Germany deports 81 Afghan nationals to their homeland in 2nd flight since the Taliban’s return
BERLIN (AP) — Germany deported dozens of Afghan men to their homeland on Friday, the second time it has done so since the Taliban returned to power and the first since a new government pledging a tougher line on migration took office in Berlin.
German authorities said a flight took off Friday morning carrying 81 Afghans, all of them men who had previously come to judicial authorities’ attention and had had asylum applications rejected.
Chancellor Friedrich Merz said the deportation was carried out with the help of Qatar and preceded by weeks of negotiations. He also said there were contacts with Afghanistan, but didn’t elaborate.

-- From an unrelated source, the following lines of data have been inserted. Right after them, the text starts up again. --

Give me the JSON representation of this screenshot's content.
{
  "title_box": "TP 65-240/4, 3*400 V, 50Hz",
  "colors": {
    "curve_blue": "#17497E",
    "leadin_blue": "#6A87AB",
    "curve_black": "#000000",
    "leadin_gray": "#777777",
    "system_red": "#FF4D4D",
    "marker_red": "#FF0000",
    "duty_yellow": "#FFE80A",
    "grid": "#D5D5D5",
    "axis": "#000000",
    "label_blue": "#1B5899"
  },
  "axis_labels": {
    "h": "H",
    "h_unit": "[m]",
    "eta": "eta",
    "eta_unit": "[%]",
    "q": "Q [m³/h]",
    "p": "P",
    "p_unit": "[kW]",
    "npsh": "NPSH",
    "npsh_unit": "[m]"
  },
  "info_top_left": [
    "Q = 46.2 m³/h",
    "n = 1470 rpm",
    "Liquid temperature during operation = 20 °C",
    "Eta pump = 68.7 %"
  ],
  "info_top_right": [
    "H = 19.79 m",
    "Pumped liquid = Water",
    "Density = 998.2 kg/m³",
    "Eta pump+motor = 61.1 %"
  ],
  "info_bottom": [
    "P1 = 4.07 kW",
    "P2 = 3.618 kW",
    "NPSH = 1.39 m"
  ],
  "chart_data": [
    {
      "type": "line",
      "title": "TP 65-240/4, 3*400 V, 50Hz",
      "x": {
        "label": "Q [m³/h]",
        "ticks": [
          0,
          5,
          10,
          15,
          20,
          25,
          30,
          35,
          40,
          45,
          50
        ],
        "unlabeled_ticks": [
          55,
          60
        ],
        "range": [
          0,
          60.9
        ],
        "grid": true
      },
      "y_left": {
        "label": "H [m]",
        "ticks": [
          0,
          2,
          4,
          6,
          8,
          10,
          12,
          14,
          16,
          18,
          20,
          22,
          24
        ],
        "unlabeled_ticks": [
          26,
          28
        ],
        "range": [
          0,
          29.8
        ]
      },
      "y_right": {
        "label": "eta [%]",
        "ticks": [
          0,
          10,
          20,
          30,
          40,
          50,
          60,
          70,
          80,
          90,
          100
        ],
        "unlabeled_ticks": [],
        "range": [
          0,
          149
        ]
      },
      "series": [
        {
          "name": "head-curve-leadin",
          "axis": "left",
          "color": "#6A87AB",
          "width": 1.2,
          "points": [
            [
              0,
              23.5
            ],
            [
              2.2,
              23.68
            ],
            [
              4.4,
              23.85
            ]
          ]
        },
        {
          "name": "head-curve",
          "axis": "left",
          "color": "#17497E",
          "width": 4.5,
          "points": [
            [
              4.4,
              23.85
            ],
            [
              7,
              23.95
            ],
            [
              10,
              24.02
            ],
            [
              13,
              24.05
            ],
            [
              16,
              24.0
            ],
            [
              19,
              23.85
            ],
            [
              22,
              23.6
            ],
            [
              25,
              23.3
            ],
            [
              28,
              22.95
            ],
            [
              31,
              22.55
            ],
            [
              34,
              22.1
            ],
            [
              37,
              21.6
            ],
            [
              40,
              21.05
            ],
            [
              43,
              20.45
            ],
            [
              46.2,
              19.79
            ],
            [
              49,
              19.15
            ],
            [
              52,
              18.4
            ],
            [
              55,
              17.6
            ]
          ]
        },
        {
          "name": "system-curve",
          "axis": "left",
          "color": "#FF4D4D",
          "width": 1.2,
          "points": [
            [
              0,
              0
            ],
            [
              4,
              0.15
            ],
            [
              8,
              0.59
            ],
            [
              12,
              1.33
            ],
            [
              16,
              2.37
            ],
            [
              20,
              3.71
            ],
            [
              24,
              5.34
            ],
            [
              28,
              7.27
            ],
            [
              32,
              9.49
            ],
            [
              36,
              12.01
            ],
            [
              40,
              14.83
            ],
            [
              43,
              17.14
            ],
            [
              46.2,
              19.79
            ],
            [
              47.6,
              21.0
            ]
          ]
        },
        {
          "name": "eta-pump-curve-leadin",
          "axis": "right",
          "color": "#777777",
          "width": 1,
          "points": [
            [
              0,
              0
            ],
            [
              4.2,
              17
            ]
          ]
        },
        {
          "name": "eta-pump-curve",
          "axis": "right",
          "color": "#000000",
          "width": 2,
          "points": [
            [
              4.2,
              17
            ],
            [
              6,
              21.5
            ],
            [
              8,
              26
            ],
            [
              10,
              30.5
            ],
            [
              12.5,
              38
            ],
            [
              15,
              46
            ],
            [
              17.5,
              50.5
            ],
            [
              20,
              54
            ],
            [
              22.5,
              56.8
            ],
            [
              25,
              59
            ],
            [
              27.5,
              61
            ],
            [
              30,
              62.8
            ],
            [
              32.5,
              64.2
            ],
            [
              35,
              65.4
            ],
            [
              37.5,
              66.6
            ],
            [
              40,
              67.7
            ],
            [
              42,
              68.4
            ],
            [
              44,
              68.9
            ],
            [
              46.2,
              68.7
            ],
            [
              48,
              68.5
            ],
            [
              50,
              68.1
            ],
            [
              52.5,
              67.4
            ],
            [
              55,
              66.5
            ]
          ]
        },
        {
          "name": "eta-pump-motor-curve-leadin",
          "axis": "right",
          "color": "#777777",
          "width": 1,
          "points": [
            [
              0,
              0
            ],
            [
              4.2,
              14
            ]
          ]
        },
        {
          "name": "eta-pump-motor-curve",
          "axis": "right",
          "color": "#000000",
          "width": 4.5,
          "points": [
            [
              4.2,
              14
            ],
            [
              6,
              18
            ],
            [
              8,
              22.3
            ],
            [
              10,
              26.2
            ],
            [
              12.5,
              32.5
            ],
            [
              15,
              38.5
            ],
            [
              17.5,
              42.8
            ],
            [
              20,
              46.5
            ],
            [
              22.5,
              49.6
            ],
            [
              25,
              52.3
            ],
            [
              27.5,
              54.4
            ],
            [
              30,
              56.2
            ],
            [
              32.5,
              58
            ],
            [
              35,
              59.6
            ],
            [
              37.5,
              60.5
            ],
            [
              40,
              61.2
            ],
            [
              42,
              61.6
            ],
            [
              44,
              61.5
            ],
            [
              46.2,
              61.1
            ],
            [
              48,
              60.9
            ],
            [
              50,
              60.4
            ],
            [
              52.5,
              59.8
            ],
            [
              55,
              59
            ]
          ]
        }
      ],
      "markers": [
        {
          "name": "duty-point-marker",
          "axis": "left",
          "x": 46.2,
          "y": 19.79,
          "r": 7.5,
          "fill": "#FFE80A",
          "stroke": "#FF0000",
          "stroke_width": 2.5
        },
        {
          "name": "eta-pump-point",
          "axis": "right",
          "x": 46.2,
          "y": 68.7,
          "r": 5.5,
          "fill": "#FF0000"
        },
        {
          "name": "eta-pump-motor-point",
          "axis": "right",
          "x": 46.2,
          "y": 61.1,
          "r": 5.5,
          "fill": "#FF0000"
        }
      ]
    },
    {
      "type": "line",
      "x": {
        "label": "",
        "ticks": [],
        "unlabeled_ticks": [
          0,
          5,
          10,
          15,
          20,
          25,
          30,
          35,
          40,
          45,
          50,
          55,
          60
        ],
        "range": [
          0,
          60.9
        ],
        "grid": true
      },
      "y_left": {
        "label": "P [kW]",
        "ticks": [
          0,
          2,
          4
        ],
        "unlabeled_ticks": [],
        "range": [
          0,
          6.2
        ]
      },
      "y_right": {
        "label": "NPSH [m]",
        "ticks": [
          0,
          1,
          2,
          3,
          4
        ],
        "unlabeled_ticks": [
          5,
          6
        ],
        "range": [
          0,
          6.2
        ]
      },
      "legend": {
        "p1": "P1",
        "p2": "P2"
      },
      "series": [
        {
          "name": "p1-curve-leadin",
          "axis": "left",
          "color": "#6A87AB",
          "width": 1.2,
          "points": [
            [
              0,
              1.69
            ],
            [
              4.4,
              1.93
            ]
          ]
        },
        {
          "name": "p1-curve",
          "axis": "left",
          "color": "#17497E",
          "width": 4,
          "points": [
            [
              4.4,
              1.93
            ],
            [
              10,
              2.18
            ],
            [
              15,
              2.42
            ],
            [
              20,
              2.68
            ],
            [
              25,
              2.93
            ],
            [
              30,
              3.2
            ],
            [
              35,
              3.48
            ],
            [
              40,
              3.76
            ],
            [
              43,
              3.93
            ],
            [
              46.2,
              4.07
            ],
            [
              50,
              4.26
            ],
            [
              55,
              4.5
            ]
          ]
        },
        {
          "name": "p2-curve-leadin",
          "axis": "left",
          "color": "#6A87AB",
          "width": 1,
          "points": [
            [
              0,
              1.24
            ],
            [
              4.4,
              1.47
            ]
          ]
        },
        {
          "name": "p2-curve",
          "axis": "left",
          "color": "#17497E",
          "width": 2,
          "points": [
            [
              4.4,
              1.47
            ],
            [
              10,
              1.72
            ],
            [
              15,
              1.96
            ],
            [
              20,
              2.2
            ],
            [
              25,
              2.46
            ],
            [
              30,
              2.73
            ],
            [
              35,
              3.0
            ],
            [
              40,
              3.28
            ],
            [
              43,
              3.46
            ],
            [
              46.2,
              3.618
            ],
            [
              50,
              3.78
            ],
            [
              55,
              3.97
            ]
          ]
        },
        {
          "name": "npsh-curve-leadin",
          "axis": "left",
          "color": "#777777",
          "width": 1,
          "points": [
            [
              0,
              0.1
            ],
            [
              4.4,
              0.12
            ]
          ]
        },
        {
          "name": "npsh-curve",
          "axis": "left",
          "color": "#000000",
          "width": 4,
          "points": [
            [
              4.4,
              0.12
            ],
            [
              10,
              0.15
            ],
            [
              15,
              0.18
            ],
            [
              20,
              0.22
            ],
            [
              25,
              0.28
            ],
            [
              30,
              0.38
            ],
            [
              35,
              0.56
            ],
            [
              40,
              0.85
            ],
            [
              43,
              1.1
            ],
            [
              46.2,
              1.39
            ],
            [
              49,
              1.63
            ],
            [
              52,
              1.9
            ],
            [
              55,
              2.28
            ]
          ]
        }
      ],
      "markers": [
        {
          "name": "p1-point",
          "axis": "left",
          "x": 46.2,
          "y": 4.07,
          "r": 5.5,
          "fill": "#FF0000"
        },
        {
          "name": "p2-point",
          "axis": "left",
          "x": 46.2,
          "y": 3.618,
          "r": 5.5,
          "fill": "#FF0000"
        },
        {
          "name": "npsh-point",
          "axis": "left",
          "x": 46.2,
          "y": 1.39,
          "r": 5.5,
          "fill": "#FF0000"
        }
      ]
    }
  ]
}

More than 10 months ago, Germany’s previous government deported Afghan nationals to their homeland for the first time since the Taliban returned to power in 2021. Then-Chancellor Olaf Scholz vowed to step up deportations of asylum-seekers.
Merz noted that, while diplomatic relations between Germany and Afghanistan have not formally been broken off, Berlin doesn’t recognize the Taliban government in Kabul.
“The decisive question is how one deals with this regime, and it will remain at technical coordination until further notice,” he said at a news conference in Berlin.
The Interior Ministry said the government aims to carry out more deportations to Afghanistan, but didn’t specify when that might happen.
Merz made tougher migration policy a central plank of his campaign for Germany’s election in February.
Just after he took office in early May, the government stationed more police at the border — stepping up border checks introduced by the Scholz government — and said some asylum-seekers trying to enter Europe’s biggest economy would be turned away. It also has suspended family reunions for many migrants.
Asylum applications declined from 329,120 in 2023 to 229,751 last year and have continued to fall this year.
“You can see from the figures that we are obviously on the right path, but we are not yet at the end of that path,” Merz said.
The Afghan deportation flight took off hours before German Interior Minister Alexander Dobrindt plans to discuss migration with his counterparts from five neighboring countries — France, Poland, Austria, Denmark and the Czech Republic — as well as the European Union’s commissioner responsible for migration, Magnus Brunner. Dobrindt is hosting the meeting on the Zugspitze, Germany’s highest peak, on the Austrian border.